Negan doesn't want to break Daryl. He wants to hurt him. Or he's "taken a shine" to the guy, which may actually be worse. At the end of the episode, we learn that our newest big bad has big plans for one of our oldest heroes -- namely, making him one of his top lieutenants. He's promised Daryl not only an end to the unendurable abuse, but a windfall of comfort and luxury going forward, from warm beds to hot meals and all the little extras we've seen Negan's other closest advisers enjoy. All he has to do is take a knee. He has to give up his identity and swear allegiance to a monster. He has to become another Negan.
But he declines. Daryl is way too strong-willed to be pressured into something he doesn't want to do, and after all the pain he's seen Negan inflict -- and Daryl's seen more than anyone -- there's no way he's going to work for the guy. He's a man who, no matter what, can't be broken.

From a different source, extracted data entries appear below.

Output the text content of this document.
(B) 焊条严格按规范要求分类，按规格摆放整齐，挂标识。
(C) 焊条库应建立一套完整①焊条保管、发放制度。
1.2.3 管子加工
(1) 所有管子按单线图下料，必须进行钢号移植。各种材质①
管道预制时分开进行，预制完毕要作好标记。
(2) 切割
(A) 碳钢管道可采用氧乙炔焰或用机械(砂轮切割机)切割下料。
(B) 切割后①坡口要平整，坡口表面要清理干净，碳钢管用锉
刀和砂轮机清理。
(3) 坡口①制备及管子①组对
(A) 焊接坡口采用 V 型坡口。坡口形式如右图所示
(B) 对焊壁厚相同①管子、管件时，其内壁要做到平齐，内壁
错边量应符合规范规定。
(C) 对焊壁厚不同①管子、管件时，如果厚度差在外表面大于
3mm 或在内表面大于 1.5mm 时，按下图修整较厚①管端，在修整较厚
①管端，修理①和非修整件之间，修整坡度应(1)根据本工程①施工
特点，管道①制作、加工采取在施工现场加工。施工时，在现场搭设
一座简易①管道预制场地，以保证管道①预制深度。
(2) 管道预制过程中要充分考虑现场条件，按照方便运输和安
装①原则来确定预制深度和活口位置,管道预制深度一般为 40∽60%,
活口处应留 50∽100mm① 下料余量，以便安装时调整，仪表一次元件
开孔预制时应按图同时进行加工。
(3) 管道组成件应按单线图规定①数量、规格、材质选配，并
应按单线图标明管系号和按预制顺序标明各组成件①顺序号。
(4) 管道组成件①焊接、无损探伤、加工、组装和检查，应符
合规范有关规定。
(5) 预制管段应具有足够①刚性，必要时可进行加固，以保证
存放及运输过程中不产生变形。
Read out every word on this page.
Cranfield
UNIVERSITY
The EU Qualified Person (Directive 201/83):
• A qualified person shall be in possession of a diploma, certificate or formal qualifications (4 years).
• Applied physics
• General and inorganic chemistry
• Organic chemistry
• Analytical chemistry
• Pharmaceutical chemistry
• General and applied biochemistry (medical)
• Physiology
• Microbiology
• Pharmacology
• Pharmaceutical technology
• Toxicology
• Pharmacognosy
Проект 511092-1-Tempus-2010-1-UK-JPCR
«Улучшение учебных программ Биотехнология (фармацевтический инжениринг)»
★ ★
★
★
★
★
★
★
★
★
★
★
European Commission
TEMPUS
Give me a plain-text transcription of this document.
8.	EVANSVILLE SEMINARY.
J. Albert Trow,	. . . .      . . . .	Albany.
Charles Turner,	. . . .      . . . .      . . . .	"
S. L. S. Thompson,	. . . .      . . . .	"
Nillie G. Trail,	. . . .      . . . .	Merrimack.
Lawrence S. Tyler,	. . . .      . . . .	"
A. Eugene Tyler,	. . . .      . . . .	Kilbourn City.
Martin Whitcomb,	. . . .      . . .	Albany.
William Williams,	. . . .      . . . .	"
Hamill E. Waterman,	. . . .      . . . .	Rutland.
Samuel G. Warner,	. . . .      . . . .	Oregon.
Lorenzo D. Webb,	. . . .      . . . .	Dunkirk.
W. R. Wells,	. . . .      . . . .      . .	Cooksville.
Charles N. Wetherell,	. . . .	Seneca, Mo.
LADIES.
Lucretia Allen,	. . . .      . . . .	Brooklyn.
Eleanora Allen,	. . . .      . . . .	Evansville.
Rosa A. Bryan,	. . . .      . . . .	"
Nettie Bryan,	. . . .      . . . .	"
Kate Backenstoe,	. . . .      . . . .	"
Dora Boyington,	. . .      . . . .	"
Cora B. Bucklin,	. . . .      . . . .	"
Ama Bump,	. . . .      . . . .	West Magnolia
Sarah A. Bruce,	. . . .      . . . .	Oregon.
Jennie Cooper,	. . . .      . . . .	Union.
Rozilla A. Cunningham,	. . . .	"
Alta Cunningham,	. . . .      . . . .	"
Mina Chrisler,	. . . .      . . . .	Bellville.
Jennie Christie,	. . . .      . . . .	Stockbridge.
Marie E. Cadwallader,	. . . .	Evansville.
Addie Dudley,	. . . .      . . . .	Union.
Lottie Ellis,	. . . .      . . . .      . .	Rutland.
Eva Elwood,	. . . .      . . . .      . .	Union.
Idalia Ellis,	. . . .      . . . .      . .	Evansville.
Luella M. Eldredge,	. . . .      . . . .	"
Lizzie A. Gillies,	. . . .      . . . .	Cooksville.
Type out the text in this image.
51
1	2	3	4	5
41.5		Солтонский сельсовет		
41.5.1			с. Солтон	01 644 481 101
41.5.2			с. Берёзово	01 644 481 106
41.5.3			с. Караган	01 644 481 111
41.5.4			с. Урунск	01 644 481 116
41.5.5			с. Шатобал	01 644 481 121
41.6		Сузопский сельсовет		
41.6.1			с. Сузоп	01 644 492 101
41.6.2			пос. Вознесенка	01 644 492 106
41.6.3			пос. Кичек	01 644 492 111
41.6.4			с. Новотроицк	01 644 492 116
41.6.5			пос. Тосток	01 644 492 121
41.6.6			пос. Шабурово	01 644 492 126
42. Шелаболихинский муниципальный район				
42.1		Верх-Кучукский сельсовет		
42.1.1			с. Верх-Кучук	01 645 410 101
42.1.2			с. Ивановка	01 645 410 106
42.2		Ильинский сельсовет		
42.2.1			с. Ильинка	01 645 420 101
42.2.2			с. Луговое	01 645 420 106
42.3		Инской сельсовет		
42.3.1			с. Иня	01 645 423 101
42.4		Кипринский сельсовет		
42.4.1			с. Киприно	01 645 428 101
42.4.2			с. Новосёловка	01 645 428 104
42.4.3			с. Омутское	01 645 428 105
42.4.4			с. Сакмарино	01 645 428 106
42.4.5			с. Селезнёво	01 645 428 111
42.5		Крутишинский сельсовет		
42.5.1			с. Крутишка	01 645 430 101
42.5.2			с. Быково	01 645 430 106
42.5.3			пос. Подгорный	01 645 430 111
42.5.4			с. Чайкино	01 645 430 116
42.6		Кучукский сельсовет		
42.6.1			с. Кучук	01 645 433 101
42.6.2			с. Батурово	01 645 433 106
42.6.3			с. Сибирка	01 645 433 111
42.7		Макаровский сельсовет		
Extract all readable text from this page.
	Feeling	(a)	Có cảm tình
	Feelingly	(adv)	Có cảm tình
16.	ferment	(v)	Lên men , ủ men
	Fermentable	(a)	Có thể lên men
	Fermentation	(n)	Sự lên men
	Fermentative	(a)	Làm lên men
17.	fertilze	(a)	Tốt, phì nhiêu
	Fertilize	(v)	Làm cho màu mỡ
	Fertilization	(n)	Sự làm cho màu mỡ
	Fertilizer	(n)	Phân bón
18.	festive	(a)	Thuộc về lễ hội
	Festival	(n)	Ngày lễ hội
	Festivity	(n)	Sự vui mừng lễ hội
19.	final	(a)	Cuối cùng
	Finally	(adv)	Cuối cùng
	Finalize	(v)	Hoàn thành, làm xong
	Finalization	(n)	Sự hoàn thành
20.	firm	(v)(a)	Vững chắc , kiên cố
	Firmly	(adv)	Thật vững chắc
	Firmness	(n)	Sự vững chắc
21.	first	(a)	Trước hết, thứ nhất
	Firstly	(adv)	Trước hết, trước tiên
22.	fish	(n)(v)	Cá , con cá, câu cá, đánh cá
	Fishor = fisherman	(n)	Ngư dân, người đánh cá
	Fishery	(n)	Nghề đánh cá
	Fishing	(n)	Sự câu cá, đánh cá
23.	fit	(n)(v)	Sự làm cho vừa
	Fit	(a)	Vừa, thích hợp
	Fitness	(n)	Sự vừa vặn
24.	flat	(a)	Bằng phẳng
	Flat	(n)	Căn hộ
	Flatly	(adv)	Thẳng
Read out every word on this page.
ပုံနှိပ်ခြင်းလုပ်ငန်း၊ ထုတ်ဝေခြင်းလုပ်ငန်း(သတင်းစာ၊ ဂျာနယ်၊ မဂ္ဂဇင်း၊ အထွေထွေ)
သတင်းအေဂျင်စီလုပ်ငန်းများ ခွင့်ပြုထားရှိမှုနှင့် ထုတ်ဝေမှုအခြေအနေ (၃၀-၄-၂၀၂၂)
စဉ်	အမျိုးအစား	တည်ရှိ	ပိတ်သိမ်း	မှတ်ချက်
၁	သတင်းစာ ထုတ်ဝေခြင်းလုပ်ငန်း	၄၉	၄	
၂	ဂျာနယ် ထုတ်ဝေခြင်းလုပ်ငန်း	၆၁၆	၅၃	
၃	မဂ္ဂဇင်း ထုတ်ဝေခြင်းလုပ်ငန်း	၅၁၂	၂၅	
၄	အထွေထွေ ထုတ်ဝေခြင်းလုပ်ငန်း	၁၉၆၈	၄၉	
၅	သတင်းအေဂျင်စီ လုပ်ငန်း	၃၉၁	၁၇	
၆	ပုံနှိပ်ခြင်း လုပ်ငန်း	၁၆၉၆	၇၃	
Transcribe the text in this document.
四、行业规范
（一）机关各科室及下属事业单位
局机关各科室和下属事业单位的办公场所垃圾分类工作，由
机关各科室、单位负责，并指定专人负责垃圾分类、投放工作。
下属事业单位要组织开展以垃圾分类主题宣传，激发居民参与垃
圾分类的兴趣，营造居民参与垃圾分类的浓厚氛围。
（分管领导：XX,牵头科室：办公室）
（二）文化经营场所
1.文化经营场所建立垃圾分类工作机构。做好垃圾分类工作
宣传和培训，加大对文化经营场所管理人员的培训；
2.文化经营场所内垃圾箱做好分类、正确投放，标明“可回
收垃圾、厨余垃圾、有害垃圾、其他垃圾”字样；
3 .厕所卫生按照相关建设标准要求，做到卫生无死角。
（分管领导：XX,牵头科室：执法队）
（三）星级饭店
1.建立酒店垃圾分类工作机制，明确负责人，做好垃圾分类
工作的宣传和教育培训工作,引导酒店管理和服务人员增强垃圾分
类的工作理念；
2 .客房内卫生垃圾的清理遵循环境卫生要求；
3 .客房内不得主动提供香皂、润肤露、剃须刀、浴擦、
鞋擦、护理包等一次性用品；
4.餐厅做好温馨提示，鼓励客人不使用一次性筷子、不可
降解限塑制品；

For Negan, of course, that's precisely the appeal: In Daryl he sees all the strength and conviction he's maybe lacking otherwise in his team, and he knows that he if can charm him onto his side, his empire will be all the more unstoppable. But he also knows there's a limit. Daryl's refusal to submit may be a virtue, but it's not a virtue Negan can do much with if it doesn't have a breaking point somewhere. There's no way a leader like Negan can be expected to tolerate this kind of refusal for more than a little while. He'll need to settle the question of Daryl soon, either by finding another way to persuade him or by (regretfully) killing him off.